Denn das Übernatürliche war in alten Zeiten im Alltag fest verankert. Gebannt lauschten die Zuhörer, wie einen Bauern beim Kirchgang die Ahnung überkam, daheim stimme was nicht. Das ganze Gesinde ging ja bis auf eine Magd, die auf das Gehöft aufpasste, in die Kirche. Flugs eilte er heim und fand prompt die Magd ohnmächtig, die mit ihrem Stöbern in verbotenen Büchern eine ganz Horde Teufel angelockt hatte.

Schnell verstreute der Bauer Hafer, Weizen und Roggen um die Gesellen, die aus welchem Grund auch immer das Getreide sofort wieder sortierten. In der Zeit wurden die Teufel gebannt, aber grade noch so, es blieben nur drei Körner noch übrig.

Mit teils offenem Mund und großen Augen hörten die Kinder, wie der Pfarrer in alten Zeiten überprüfte, ob ein Mensch auch wirklich tot war: Mit einer Kerze fuhr er unter dem Arm entlang und vor allem auf die Stelle unter den empfindlichen Achseln kam es an, um den Tod festzustellen. Immer klappte das nicht, wie die Geschichte von der geizigen "Krizbiere" (Kreuzbäuerin) bewies.

Um zu verhindern, dass einer vom Gesinde bei der Kirschernte eine Frucht aß, befahl die Bäuerin zu singen. "Sie selber hot aber s´Mul voll ghett mit Grieße un isch verstickt bim gosche" (die Bäuerin erwischte jemand beim naschen und erstickte beim Schimpfen an einem Kirschkern). Alle feierten, und die Obermagd sah sich schon als neue Herrin, doch bei der abenteuerlichen Beerdigung spuckte die schwergewichtige Frau den Kirschkern wieder aus und drangsalierte das Gesinde noch weitere 15 Jahre lang.

Mehrmals kündigte Billy Sum-Hermann vor ihren Erzählungen an, dass diese eigentlich nichts für Kinder sind. Natürlich verließ keins der Kids den Raum, aber richtig starker Tobak kam in der "schwarzen Kuch" beim "Schragetisch" zur Sprache. Zuerst erfuhr der Zuhörer wieder Lehrreiches, warum die Schwarzwälder Küchen keinen Kamin hatten: Der Rauch wurde zum Konservieren von Lebensmitteln und noch mehr vom Gebälk gebraucht. "Do goht kei Holzwurm ni".
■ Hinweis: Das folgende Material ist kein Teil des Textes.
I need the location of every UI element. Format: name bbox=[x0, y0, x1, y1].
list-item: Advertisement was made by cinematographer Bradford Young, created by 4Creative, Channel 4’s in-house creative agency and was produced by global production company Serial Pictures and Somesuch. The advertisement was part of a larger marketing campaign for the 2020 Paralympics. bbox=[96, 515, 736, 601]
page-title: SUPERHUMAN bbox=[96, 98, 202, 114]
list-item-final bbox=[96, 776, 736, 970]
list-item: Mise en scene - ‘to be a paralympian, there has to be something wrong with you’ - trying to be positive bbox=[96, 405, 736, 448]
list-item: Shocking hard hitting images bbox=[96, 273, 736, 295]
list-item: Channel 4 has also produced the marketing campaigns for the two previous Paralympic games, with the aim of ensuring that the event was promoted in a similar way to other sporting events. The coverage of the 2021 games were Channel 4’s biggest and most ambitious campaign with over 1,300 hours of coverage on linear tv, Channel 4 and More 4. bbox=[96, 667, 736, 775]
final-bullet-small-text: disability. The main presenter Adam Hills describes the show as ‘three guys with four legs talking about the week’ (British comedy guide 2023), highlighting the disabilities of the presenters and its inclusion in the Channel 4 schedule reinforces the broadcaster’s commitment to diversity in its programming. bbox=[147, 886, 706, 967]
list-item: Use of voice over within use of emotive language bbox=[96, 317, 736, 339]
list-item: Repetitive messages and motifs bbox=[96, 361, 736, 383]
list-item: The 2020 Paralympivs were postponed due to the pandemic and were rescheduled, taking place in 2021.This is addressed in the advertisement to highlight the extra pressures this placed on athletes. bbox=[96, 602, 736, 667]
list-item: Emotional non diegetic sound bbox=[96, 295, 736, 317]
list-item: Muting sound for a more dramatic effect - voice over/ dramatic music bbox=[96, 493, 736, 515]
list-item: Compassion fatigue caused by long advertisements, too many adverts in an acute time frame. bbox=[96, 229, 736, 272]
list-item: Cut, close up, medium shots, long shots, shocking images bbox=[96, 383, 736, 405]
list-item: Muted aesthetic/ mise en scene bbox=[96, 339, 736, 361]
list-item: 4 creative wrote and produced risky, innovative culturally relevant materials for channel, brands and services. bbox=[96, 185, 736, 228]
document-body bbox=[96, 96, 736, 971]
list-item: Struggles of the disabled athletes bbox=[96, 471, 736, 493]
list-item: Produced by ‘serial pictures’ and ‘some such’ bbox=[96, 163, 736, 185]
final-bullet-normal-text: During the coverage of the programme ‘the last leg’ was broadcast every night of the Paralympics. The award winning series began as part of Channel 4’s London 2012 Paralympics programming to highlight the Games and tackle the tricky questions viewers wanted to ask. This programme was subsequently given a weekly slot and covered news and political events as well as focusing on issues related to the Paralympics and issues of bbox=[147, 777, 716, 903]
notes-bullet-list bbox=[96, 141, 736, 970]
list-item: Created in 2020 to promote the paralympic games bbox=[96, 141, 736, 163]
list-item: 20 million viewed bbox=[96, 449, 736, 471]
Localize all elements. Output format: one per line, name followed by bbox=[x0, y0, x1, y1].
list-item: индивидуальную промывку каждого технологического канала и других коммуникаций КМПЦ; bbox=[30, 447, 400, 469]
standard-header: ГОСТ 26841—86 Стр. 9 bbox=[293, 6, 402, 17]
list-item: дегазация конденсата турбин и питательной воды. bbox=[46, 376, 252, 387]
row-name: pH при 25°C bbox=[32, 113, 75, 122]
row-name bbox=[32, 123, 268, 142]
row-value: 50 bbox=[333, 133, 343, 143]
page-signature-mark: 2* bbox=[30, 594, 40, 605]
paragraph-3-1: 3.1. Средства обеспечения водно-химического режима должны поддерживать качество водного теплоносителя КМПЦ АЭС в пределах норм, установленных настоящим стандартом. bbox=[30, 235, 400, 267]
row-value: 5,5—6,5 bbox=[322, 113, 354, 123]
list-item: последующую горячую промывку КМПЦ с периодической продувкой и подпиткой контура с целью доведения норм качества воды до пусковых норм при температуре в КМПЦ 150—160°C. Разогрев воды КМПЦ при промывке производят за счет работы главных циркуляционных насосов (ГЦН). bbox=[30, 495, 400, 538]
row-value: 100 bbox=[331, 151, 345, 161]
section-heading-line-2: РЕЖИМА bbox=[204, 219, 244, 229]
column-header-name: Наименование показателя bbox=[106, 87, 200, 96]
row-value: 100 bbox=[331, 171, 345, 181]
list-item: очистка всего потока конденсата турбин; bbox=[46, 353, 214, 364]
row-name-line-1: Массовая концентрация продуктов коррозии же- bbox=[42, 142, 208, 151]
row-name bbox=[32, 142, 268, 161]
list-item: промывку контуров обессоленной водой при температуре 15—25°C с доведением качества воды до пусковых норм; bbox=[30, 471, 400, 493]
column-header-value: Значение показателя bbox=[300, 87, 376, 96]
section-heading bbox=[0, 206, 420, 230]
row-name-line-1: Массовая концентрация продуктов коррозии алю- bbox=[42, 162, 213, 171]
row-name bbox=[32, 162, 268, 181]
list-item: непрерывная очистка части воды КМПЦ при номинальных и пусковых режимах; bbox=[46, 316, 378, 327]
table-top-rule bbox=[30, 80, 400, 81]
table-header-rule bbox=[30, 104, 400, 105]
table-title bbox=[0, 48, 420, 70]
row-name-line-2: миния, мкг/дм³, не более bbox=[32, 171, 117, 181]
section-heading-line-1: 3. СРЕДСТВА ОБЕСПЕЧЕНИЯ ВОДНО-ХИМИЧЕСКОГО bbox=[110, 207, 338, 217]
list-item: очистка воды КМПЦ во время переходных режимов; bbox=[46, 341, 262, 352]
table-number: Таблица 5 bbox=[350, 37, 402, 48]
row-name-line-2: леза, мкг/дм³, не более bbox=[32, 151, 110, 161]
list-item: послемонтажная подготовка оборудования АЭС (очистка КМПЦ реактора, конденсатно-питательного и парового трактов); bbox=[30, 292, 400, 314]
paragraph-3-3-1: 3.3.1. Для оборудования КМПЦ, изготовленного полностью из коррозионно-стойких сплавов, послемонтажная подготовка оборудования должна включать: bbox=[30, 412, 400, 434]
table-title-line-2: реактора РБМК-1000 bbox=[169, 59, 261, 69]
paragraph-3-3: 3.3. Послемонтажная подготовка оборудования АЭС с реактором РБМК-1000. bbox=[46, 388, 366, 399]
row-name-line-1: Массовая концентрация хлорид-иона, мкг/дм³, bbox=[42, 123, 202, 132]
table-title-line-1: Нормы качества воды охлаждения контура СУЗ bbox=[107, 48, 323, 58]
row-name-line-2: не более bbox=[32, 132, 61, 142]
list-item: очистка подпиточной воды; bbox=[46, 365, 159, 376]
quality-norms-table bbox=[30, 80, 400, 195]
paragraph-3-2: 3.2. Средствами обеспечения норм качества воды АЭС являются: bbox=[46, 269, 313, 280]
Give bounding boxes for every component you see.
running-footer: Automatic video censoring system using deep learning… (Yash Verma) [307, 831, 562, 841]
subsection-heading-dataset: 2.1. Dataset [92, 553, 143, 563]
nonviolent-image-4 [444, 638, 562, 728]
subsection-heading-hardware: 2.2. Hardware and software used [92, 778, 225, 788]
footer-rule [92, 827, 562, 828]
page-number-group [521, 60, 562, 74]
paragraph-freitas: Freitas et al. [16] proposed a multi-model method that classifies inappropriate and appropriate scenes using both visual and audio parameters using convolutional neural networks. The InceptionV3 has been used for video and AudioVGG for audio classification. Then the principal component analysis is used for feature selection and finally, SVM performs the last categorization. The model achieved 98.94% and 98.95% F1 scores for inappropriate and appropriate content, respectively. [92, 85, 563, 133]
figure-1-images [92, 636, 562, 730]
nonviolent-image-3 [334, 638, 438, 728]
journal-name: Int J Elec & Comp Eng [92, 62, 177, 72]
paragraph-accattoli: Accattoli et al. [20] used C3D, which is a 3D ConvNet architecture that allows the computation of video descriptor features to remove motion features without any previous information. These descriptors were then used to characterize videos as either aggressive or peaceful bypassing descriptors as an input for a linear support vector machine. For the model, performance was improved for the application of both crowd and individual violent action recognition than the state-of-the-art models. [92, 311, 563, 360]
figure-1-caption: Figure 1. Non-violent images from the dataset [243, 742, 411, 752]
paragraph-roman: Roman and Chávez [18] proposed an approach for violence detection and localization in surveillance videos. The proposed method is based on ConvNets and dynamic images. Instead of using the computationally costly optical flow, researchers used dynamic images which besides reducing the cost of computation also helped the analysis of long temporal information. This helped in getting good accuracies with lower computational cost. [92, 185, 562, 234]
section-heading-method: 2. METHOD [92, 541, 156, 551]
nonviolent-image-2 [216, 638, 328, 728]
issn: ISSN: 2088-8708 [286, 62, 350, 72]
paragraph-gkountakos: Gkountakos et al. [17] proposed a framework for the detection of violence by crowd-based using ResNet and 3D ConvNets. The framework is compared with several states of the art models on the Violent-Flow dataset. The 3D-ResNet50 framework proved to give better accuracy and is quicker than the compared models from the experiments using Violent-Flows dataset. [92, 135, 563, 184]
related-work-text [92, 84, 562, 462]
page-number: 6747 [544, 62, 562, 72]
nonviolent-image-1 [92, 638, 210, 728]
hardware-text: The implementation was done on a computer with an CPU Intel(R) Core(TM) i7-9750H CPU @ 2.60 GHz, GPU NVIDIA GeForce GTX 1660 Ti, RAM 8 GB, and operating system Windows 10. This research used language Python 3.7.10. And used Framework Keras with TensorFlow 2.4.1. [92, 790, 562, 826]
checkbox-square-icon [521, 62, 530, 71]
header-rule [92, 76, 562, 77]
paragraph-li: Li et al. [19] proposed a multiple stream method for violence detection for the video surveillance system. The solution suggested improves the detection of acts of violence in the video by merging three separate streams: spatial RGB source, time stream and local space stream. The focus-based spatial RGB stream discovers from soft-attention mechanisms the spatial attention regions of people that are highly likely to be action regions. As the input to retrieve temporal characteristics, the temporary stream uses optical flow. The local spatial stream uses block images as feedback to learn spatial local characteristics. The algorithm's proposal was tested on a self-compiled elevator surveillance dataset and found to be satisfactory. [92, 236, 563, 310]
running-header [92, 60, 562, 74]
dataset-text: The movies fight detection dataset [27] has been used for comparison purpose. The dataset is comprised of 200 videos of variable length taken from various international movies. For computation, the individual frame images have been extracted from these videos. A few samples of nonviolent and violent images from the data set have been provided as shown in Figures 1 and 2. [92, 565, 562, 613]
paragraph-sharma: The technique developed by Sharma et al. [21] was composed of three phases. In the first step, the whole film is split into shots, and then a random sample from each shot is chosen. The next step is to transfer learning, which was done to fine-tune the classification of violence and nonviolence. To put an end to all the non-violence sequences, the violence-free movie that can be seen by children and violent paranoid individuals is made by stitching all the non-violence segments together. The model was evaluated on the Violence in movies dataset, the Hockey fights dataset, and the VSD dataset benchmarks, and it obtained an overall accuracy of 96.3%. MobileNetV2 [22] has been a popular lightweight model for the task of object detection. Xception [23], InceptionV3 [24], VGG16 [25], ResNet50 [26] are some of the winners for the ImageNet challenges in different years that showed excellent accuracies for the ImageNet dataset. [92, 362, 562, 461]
Am Schragetisch wurden die geschlachteten Sauen zerteilt – und jetzt ging es bei den Schauergeschichten zur Sache. Der Metzger Sepp aus Haslach, der die besten Würste im Tal herstellte, und verschwundene Kinder wurden in Zusammenhang gebracht und das auf mehr als deutliche Weise.

Makabre Geschichten von Metzgern und Henkern

Die makabre Erzählung rief in der Gruppe alle Reaktionen von Gelächter bis zu entsetzten Gesten hervor.

Billy Sum-Hermann setzte noch einen drauf und berichtete ausführlich vom Hausacher Henker Johann Anton Seidel, der Mitte des 18. Jahrhunderts in Hausach wirkte und der dem Metzger Sepp den Kopf abschlug. "De Seidel isch globt wore für sei glatte Schnitt", wetzte die Erzählerin beredt die Messer nebenher.

Mit einer weniger blutrünstigen Geschichte vom "Kittlerbeck", der beim Backhaus der Stadt Hausach spukte, um die Leute in seine Bäckerei zu locken, endete die Gruselstunde. Die nächste Gruppe stand erwartungsvoll bereit.